Eleven-year-old Mayowa is about to embark on the adventure of a lifetime: a long-awaited trip to Nigeria to visit her family. Ever since discovering her unusual gift, passed down from her British Grandpa Edward, she has been learning to harness a strange and brilliant magic. All she has to do is leap onto a book, and the emotions inside its pages surge through her, sweeping her into wild, unpredictable experiences.

When she arrives in Nigeria, Mayowa meets her mysterious great-aunt, Iya Ibeji, who welcomes her to Alaafia, a peaceful haven just outside Lagos, and introduces her to esin l’oro, an ancient art that reveals how spoken words can change and shape reality. But when oil is discovered near Alaafia, the paradise her aunt has created is threatened, and Mayowa and her family must work together to save it before it’s too late.

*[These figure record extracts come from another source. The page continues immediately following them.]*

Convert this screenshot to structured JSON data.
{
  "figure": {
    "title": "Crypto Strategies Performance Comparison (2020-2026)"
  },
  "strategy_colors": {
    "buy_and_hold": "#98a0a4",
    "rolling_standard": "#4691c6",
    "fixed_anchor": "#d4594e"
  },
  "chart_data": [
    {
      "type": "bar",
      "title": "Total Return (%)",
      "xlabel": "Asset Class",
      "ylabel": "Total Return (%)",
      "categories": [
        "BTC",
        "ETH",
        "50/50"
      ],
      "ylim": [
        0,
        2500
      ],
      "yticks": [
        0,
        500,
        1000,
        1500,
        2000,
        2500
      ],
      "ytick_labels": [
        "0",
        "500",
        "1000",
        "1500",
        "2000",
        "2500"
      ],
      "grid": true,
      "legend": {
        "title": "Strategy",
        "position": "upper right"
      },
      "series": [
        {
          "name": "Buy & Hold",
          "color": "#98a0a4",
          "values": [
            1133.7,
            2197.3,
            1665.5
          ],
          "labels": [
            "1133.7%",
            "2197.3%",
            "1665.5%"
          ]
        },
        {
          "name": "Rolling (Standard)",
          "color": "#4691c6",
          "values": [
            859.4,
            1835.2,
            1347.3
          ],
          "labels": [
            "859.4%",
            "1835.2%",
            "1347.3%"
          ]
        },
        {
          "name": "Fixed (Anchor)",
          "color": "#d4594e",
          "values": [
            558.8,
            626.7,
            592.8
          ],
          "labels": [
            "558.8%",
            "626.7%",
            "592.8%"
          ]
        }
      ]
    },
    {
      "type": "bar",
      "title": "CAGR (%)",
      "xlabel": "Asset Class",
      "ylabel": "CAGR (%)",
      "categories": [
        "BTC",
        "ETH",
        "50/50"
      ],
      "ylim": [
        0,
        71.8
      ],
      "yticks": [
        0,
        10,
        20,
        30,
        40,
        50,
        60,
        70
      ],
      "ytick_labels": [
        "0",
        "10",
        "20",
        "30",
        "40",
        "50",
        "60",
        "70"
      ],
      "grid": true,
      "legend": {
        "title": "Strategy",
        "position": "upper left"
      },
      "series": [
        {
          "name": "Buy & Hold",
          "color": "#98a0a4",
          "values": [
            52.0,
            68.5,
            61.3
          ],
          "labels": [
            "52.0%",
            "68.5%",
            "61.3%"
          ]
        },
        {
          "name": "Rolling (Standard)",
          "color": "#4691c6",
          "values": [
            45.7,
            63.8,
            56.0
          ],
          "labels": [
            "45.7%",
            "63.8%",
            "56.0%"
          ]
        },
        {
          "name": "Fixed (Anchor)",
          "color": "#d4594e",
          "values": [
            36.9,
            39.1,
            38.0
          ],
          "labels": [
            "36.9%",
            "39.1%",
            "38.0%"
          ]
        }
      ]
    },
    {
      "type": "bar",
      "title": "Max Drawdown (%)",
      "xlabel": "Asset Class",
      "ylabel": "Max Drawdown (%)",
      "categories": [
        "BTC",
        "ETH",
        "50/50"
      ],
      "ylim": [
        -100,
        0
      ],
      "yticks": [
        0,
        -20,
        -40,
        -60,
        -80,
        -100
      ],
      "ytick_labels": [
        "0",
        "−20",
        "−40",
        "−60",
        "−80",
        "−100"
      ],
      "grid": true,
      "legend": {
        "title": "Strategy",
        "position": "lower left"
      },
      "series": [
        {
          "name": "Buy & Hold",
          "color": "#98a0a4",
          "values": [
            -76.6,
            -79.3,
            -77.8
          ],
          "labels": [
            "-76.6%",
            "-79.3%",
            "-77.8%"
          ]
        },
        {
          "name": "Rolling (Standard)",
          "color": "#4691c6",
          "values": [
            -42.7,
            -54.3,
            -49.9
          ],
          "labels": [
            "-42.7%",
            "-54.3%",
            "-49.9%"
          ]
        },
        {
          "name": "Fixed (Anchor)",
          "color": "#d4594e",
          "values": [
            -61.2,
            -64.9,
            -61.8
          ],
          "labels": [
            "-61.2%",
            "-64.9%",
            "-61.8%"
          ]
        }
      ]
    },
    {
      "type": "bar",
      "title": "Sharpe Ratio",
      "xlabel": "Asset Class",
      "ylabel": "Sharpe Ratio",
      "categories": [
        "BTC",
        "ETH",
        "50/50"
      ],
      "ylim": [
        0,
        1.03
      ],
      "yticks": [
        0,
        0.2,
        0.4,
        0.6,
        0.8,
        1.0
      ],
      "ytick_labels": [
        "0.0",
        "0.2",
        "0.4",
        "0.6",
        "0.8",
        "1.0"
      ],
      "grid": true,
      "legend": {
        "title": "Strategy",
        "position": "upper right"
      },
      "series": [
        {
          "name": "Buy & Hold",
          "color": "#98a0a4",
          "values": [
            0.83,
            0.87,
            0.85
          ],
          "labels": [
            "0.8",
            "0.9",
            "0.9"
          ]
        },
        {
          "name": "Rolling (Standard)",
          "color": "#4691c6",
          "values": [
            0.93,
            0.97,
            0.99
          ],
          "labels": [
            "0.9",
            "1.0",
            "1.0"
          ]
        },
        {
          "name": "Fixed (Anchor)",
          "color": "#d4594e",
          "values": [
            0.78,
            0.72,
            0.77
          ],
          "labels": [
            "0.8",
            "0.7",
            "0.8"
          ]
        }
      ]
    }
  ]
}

The book follows the acclaimed debut, Mayowa and the Sea of Words (2024), which introduced the concept of “logosalters” — people who, by jumping on a book, can harness the emotions inside it and channel them directly into other people. The first book was praised as “joyful and truly original” by Katherine Rundell, author of Impossible Creatures, and described as “a future classic that fizzes with originality” by A.F. Steadman, author of the Skandar series.

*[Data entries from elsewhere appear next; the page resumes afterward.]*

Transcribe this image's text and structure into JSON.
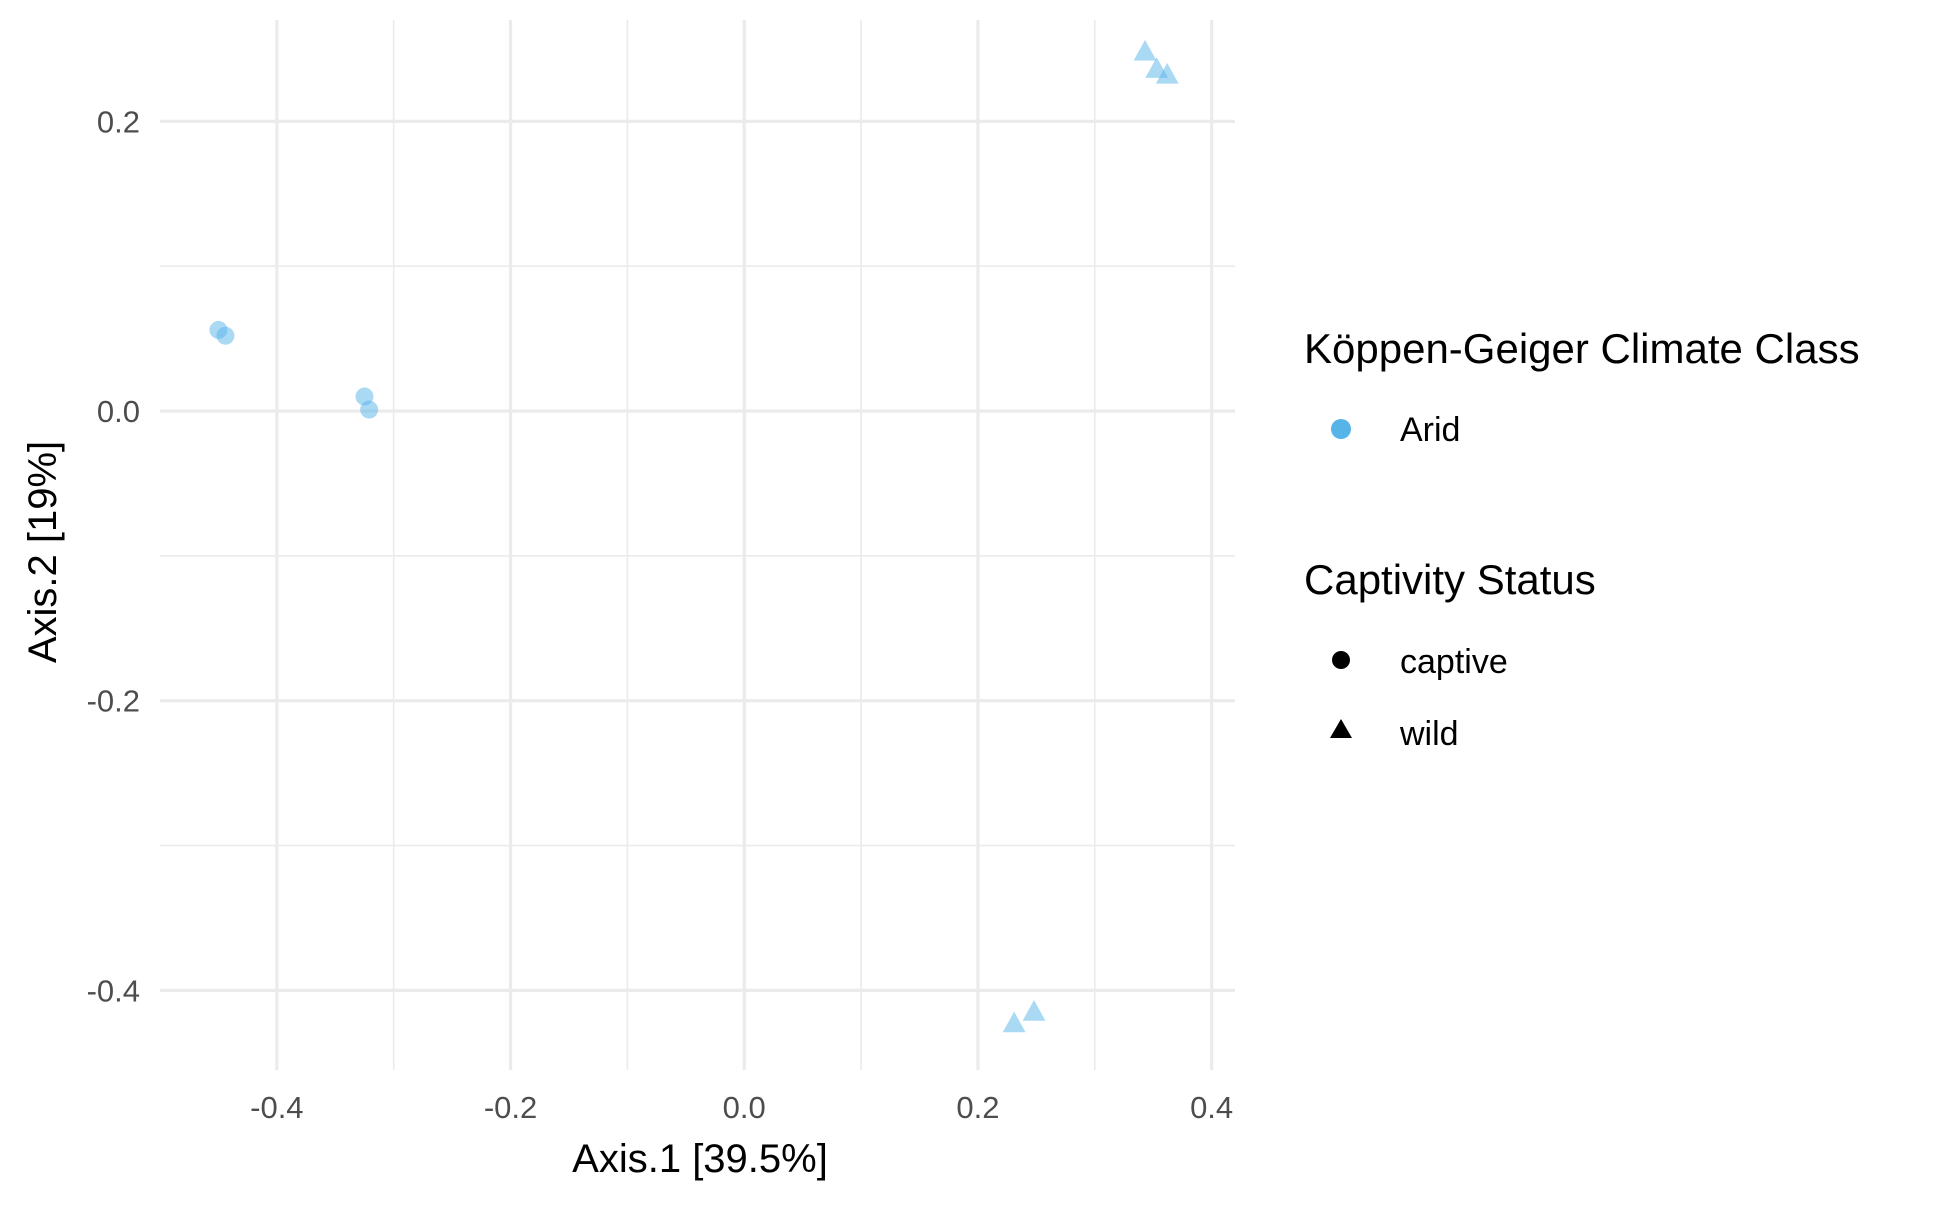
{
  "chart_data": {
    "type": "scatter",
    "title": "",
    "xlabel": "Axis.1   [39.5%]",
    "ylabel": "Axis.2   [19%]",
    "xlim": [
      -0.5,
      0.42
    ],
    "ylim": [
      -0.455,
      0.27
    ],
    "x_ticks": [
      -0.4,
      -0.2,
      0.0,
      0.2,
      0.4
    ],
    "x_tick_labels": [
      "-0.4",
      "-0.2",
      "0.0",
      "0.2",
      "0.4"
    ],
    "y_ticks": [
      0.2,
      0.0,
      -0.2,
      -0.4
    ],
    "y_tick_labels": [
      "0.2",
      "0.0",
      "-0.2",
      "-0.4"
    ],
    "grid": true,
    "legend_position": "right",
    "point_color": "#56b4e9",
    "point_opacity": 0.5,
    "series": [
      {
        "name": "captive",
        "color_group": "Arid",
        "shape": "circle",
        "points": [
          {
            "x": -0.45,
            "y": 0.056
          },
          {
            "x": -0.444,
            "y": 0.052
          },
          {
            "x": -0.325,
            "y": 0.01
          },
          {
            "x": -0.321,
            "y": 0.001
          }
        ]
      },
      {
        "name": "wild",
        "color_group": "Arid",
        "shape": "triangle",
        "points": [
          {
            "x": 0.343,
            "y": 0.248
          },
          {
            "x": 0.353,
            "y": 0.236
          },
          {
            "x": 0.362,
            "y": 0.232
          },
          {
            "x": 0.231,
            "y": -0.423
          },
          {
            "x": 0.248,
            "y": -0.415
          }
        ]
      }
    ],
    "legends": [
      {
        "title": "Köppen-Geiger Climate Class",
        "items": [
          {
            "label": "Arid",
            "shape": "circle",
            "color": "#56b4e9"
          }
        ]
      },
      {
        "title": "Captivity Status",
        "items": [
          {
            "label": "captive",
            "shape": "circle",
            "color": "#000000"
          },
          {
            "label": "wild",
            "shape": "triangle",
            "color": "#000000"
          }
        ]
      }
    ]
  }
}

Chibundu Onuzo was born in Lagos, Nigeria and lives in London. A Fellow of the Royal Society of Literature, she won a Betty Trask Award for her debut novel The Spider King’s Daughter, which she sold at age nineteen. Her adult novel Sankofa was an October 2021 Reese Witherspoon Book Club pick.

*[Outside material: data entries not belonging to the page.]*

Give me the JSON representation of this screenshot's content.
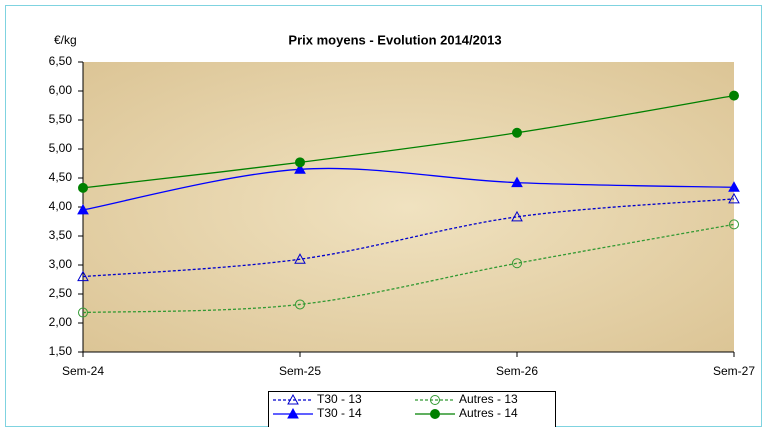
{
  "chart_data": {
    "type": "line",
    "title": "Prix moyens - Evolution 2014/2013",
    "y_label": "€/kg",
    "categories": [
      "Sem-24",
      "Sem-25",
      "Sem-26",
      "Sem-27"
    ],
    "series": [
      {
        "name": "T30 - 13",
        "color": "#0000cc",
        "dash": "dotted",
        "marker": "triangle",
        "filled": false,
        "values": [
          2.8,
          3.1,
          3.83,
          4.14
        ]
      },
      {
        "name": "Autres - 13",
        "color": "#339933",
        "dash": "dotted",
        "marker": "circle",
        "filled": false,
        "values": [
          2.18,
          2.32,
          3.03,
          3.7
        ]
      },
      {
        "name": "T30 - 14",
        "color": "#0000ff",
        "dash": "solid",
        "marker": "triangle",
        "filled": true,
        "values": [
          3.95,
          4.65,
          4.42,
          4.34
        ]
      },
      {
        "name": "Autres - 14",
        "color": "#008000",
        "dash": "solid",
        "marker": "circle",
        "filled": true,
        "values": [
          4.33,
          4.77,
          5.28,
          5.92
        ]
      }
    ],
    "ylim": [
      1.5,
      6.5
    ],
    "yticks": [
      {
        "value": 1.5,
        "label": "1,50"
      },
      {
        "value": 2,
        "label": "2,00"
      },
      {
        "value": 2.5,
        "label": "2,50"
      },
      {
        "value": 3,
        "label": "3,00"
      },
      {
        "value": 3.5,
        "label": "3,50"
      },
      {
        "value": 4,
        "label": "4,00"
      },
      {
        "value": 4.5,
        "label": "4,50"
      },
      {
        "value": 5,
        "label": "5,00"
      },
      {
        "value": 5.5,
        "label": "5,50"
      },
      {
        "value": 6,
        "label": "6,00"
      },
      {
        "value": 6.5,
        "label": "6,50"
      }
    ],
    "grid": false,
    "legend": "bottom"
  }
}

Onuzo has confirmed the Mayowa series will be a trilogy. Mayowa and the Fire of Speech deepens the world-building by rooting Mayowa’s powers in Yoruba linguistic tradition alongside the book-jumping magic introduced in the first installment, a rich blend of Nigerian heritage and fantasy that should delight fans of Pages & Co. and Amari and the Night Brothers.